The Stone Roses captured in 1989.

Indeed, in Mani’s view, when the Stone Roses stumbled musically it was because they were insufficiently funky. Fools Gold’s disappointing follow-up One Love was lackluster, he suggested, because it “could have swung, it’s a little bit stiff”. He was a strong defender of their frequently criticized follow-up record, Second Coming but believed its flaws might have been fixed by removing some of the overdubs of Led Zeppelin-inspired six-string work and “returning to the rhythm”.

He may well have had a point. Second Coming’s scattering of highlights usually occur during the instances when Mounfield was really given free rein – Daybreak, Love Spreads, the excellent Begging You – while on its more sluggish songs, you can sense him metaphorically urging the band to pick up the pace. His performance on Tightrope is completely at odds with the lethargy of all other elements that’s going on on the song, while on Straight to the Man he’s audibly trying to add a bit of pep into what’s otherwise just some unremarkable country-rock – not a style anyone would guess listeners was in a hurry to hear the Stone Roses attempt.

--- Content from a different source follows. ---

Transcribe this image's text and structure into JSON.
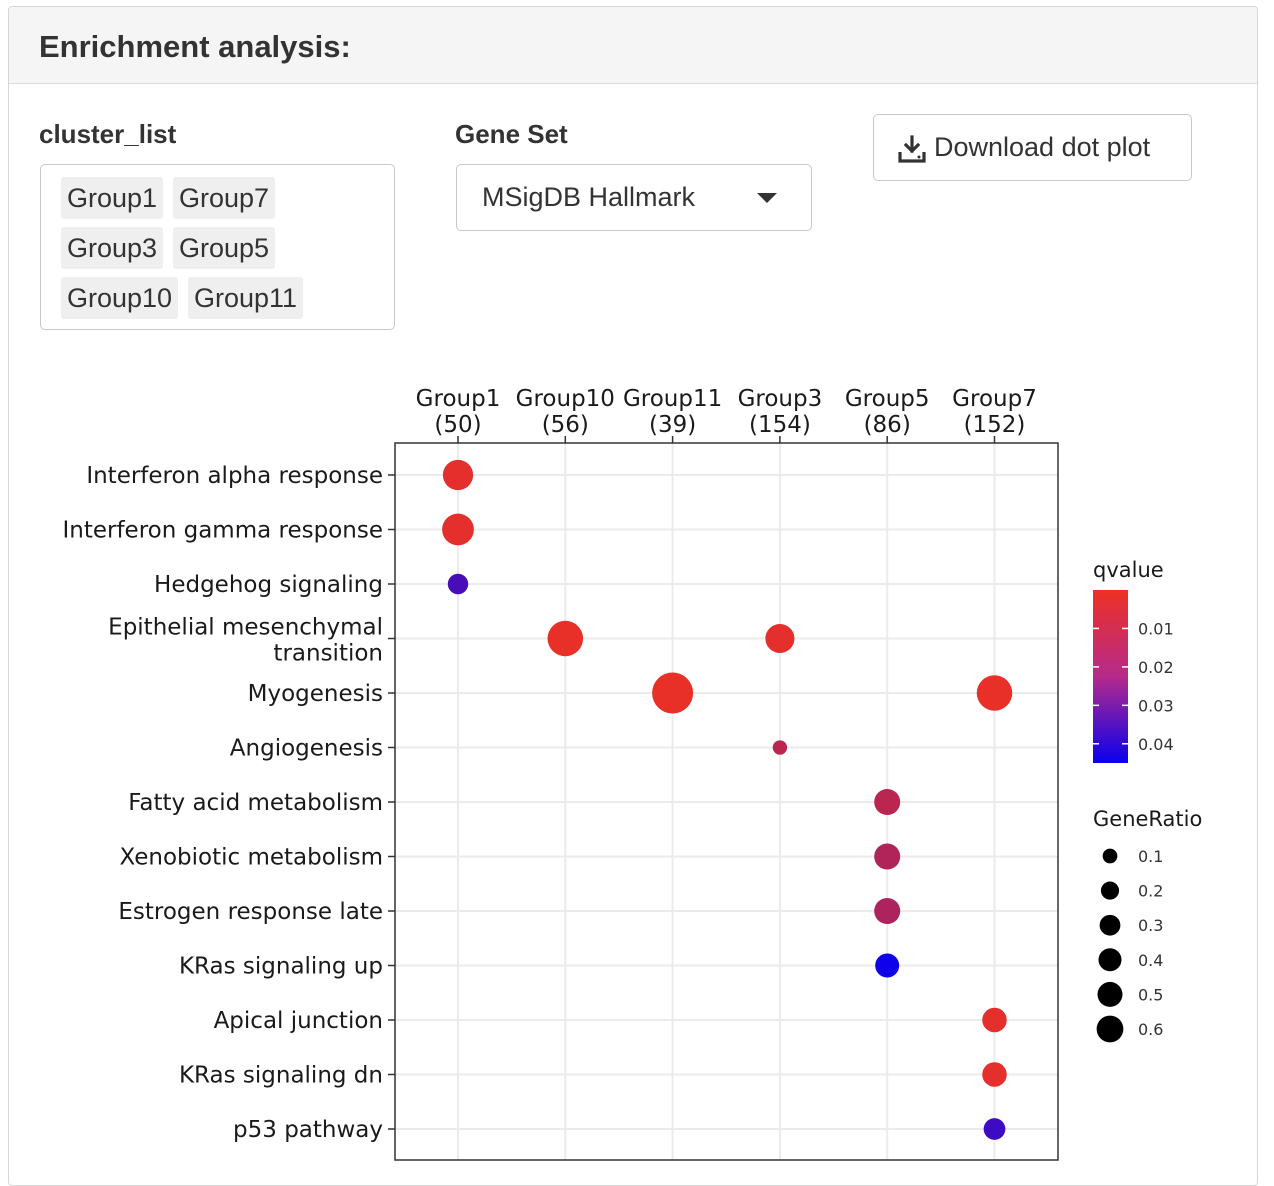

His efforts were in vain: Wren and Squire departed the band following Second Coming’s release, and the Stone Roses imploded entirely after a disastrous headlining set at the 1996 Reading festival. But Mani’s next gig with Primal Scream had an remarkably galvanising impact on a band in a decline after the tepid reception to 1994’s guitar-driven Give Out But Don’t Give Up. His tone became dubbier, weightier and increasingly distorted, but the swing that had provided the Stone Roses a unique edge was still in evidence – especially on the low-slung funk of the 1997 single Kowalski – as was his skill to push his bass work to the fore. His percussive, hypnotic low-end pattern is certainly the star turn on the brilliant 1999 single Swastika Eyes; his contribution on Kill All Hippies – similar to Swastika Eyes, a standout of Xtrmntr, undoubtedly the best album Primal Scream had made since Screamadelica – is superb.

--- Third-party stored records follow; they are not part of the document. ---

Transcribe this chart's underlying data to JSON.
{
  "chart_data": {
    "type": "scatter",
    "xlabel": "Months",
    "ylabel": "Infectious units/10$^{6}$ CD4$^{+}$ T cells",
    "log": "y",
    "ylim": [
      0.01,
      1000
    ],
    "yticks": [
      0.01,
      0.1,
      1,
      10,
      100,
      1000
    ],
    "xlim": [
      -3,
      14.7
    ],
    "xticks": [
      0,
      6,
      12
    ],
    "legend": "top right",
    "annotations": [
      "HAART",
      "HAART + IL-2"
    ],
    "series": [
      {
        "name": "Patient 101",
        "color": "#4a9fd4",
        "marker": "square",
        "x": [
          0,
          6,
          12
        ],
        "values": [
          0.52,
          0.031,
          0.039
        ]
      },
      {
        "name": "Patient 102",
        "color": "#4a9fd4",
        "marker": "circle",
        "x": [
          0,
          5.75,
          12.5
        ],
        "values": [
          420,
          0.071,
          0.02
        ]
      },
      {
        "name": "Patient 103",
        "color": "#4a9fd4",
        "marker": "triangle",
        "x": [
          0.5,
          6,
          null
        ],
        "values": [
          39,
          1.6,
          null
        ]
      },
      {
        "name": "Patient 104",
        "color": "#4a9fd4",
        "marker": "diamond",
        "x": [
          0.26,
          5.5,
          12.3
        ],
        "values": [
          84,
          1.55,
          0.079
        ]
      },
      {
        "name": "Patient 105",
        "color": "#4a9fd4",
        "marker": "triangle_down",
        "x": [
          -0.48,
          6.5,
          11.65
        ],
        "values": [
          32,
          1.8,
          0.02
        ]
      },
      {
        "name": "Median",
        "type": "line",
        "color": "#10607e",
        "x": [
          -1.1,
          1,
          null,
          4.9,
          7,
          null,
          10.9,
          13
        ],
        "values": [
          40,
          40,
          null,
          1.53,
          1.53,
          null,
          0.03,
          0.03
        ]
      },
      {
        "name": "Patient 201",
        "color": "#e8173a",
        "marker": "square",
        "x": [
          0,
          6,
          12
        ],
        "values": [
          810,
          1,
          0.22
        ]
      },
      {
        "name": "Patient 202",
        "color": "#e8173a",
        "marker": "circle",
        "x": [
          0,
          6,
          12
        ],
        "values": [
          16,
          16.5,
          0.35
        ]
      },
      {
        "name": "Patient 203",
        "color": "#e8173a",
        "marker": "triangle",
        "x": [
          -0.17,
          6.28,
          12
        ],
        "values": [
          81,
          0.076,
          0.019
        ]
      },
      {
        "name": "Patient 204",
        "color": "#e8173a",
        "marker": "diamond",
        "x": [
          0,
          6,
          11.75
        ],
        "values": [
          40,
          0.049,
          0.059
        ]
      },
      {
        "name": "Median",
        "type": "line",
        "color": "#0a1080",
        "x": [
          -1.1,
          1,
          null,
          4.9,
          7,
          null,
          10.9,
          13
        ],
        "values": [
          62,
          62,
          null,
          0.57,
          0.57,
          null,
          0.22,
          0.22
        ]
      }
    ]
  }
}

Always an affable, sociable figure – the author John Robb once observed that the Stone Roses’ hauteur towards the press was invariably punctured if Mani “became more relaxed” – he performed at the Stone Roses’ 2012 reunion show at Manchester’s Heaton Park using a customised bass that bore the inscription “Super-Yob”, the nickname of Slade’s preposterously styled and permanently grinning axeman Dave Hill. This reformation failed to translate into anything more than a lengthy succession of extremely profitable gigs – two new tracks released by the reformed four-piece served only to prove that any spark had been present in 1989 had proved impossible to recapture 18 years on – and Mani discreetly announced his departure from music in 2021. He’d made his money and was now more concerned with angling, which additionally provided “a good excuse to go to the pub”.

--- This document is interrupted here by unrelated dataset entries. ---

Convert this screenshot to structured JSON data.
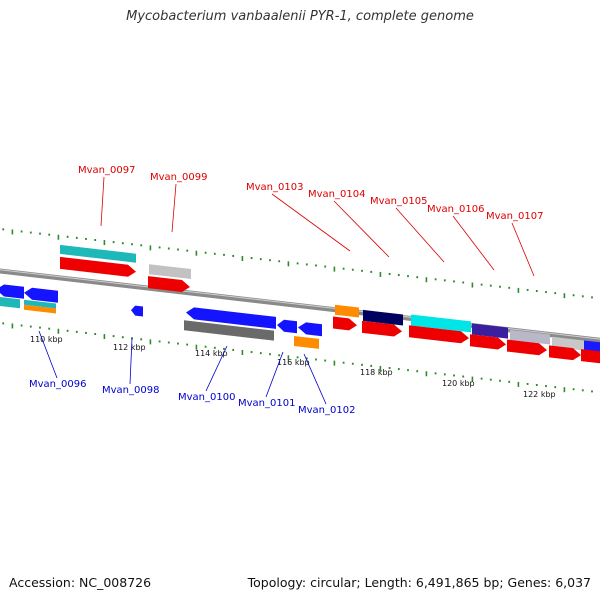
{
  "title": "Mycobacterium vanbaalenii PYR-1, complete genome",
  "footer": {
    "accession": "Accession: NC_008726",
    "summary": "Topology: circular; Length: 6,491,865 bp; Genes: 6,037"
  },
  "colors": {
    "backbone": "#8a8a8a",
    "forward_label": "#dd0000",
    "reverse_label": "#0000cc",
    "ticks": "#2d8a2d",
    "cds": "#ee0000"
  },
  "kbp_ticks": [
    "110 kbp",
    "112 kbp",
    "114 kbp",
    "116 kbp",
    "118 kbp",
    "120 kbp",
    "122 kbp"
  ],
  "forward_genes": [
    "Mvan_0097",
    "Mvan_0099",
    "Mvan_0103",
    "Mvan_0104",
    "Mvan_0105",
    "Mvan_0106",
    "Mvan_0107"
  ],
  "reverse_genes": [
    "Mvan_0096",
    "Mvan_0098",
    "Mvan_0100",
    "Mvan_0101",
    "Mvan_0102"
  ]
}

Maybe he thought he’d achieved plenty: he’d definitely left a mark. The Stone Roses were influential in a range of manners. Oasis certainly took note of their swaggering approach, while the 90s British music scene as a whole was shaped by a aim to break the standard commercial constraints of alternative music and attract a more general public, as the Roses had done. But their clearest immediate effect was a sort of groove-based change: in the wake of their initial success, you abruptly encountered many alternative acts who aimed to make their fans dance. That was Mani’s artistic raison d’être. “It’s what the bass and drums are for, aren’t they?” he once stated. “That’s what they’re for.”

Mariah Oliver
Mariah Oliver

A passionate local guide with over 10 years of experience sharing Turin's hidden gems and stories.